An object of the present invention is to solve the above-described problems, and to provide a semiconductor device, particularly, an IC having a photoreceptor element capable of preventing mutual interference between functional circuits and a malfunction due to latchup.
According to the present invention, there is provided a semiconductor device in which a photoreceptor element and at least one semiconductor element other than the photoreceptor element are formed on a common semiconductor base substrate, characterized in that the semiconductor base substrate has a low impurity concentration semiconductor layer of a first conductive type; a high impurity concentration region of the first conductive type having an impurity concentration higher than that of the low impurity concentration semiconductor layer is formed in the low impurity concentration semiconductor layer at a forming portion of the semiconductor element; and the photoreceptor element comprises a low impurity concentration region, other than the high impurity concentration region at the forming portion of the semiconductor element, of the low impurity concentration semiconductor layer, and a second conductive type region formed on the low impurity concentration region.
According to the present invention, there is also provided a method of fabricating a semiconductor device in which a photoreceptor element and at least one semiconductor element other than the photoreceptor element are formed on a common semiconductor base substrate, including the steps of: forming a high impurity concentration region in a low impurity concentration semiconductor layer of a first conductive type at a position other than a forming portion of a photo-reception region of the photoreceptor element; and forming a low impurity concentration semiconductor layer of a second conductive type at least in the forming portion of the photoreceptor element.

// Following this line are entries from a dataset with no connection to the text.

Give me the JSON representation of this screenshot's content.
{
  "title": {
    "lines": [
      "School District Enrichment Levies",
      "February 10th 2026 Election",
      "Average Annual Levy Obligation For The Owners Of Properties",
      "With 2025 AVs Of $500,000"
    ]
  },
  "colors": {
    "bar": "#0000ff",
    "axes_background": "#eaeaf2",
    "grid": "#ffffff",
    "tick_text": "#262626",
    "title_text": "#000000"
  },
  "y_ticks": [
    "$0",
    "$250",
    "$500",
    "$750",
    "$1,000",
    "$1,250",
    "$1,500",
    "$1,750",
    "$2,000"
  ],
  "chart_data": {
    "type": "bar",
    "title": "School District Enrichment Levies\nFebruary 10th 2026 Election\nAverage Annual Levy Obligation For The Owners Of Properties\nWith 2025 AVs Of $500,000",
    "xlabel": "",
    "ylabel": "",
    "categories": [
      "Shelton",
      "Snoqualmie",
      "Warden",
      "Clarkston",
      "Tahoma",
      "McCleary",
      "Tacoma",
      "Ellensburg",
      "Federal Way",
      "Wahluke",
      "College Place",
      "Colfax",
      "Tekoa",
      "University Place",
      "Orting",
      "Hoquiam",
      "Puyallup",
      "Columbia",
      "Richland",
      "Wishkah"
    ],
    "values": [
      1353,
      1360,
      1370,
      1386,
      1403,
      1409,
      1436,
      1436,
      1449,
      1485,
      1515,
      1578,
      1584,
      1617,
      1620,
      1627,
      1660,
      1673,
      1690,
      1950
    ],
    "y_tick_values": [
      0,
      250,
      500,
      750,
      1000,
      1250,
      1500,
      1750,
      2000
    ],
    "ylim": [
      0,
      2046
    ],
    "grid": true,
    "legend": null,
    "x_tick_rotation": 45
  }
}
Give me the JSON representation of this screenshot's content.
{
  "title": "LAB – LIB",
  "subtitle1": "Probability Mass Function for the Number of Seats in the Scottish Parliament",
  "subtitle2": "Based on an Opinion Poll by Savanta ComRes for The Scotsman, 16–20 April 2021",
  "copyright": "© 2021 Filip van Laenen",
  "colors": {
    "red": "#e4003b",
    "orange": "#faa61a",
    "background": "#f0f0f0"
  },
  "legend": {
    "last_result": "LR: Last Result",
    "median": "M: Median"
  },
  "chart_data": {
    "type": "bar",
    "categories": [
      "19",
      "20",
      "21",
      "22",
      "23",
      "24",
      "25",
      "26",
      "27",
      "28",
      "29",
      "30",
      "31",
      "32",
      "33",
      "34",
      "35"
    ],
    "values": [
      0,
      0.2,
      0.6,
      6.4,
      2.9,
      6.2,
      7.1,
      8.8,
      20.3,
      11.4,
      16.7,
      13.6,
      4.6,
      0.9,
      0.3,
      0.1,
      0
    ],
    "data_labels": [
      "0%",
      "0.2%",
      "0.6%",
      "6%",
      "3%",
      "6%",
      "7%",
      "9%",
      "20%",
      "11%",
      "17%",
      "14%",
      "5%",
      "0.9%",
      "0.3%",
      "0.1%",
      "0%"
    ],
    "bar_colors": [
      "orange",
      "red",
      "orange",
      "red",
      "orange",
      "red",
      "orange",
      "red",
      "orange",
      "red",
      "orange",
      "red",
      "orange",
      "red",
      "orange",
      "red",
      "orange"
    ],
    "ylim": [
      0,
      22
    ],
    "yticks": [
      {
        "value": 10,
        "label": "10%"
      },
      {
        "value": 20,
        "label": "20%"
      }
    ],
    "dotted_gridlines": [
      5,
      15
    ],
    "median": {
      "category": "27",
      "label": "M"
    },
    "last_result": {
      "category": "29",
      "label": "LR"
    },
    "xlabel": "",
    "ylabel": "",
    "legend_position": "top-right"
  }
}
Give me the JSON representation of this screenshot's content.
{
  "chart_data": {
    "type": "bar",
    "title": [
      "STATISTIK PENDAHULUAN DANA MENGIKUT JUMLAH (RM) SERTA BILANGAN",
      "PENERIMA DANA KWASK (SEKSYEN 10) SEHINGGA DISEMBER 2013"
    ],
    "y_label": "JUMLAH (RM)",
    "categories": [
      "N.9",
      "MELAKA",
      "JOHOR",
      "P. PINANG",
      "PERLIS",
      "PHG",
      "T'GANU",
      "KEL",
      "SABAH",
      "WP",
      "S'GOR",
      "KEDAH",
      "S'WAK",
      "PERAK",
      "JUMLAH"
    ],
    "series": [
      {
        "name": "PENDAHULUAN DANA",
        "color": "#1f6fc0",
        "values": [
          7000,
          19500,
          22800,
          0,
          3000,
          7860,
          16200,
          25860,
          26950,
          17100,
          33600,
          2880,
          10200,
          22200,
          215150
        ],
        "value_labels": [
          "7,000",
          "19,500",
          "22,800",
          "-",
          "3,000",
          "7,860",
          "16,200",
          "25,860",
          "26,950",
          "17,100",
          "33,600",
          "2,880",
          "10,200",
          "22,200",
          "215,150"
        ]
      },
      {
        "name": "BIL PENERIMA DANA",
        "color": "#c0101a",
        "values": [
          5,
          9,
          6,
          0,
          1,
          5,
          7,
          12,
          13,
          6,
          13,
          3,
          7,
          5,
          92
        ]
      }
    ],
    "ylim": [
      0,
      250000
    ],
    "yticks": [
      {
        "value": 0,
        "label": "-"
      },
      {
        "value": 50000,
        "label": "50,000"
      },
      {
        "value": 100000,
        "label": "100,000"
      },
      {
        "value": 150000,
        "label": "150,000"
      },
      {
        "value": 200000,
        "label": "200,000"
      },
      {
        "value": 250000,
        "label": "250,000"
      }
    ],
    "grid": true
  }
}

With this configuration, the high impurity concentration region is formed in the low impurity concentration semiconductor layer of the first conductive type constituting part of the photoreceptor element at the forming portion of another semiconductor element. As a result, with respect to the photoreceptor element, since the junction is formed between the low impurity concentration semiconductor layer and the same, the width of a depletion layer is enlarged to reduce the junction capacitance, thereby realizing a desirable photo-reception sensitivity and a desirable high frequency characteristic. With respect to another semiconductor element, since the high impurity concentration region is formed at the forming portion of the semiconductor element, it is possible to reduce the resistance of the substrate, and hence to suppress the occurrence of latchup. Further, according to the present invention, the isolation between elements is reinforced.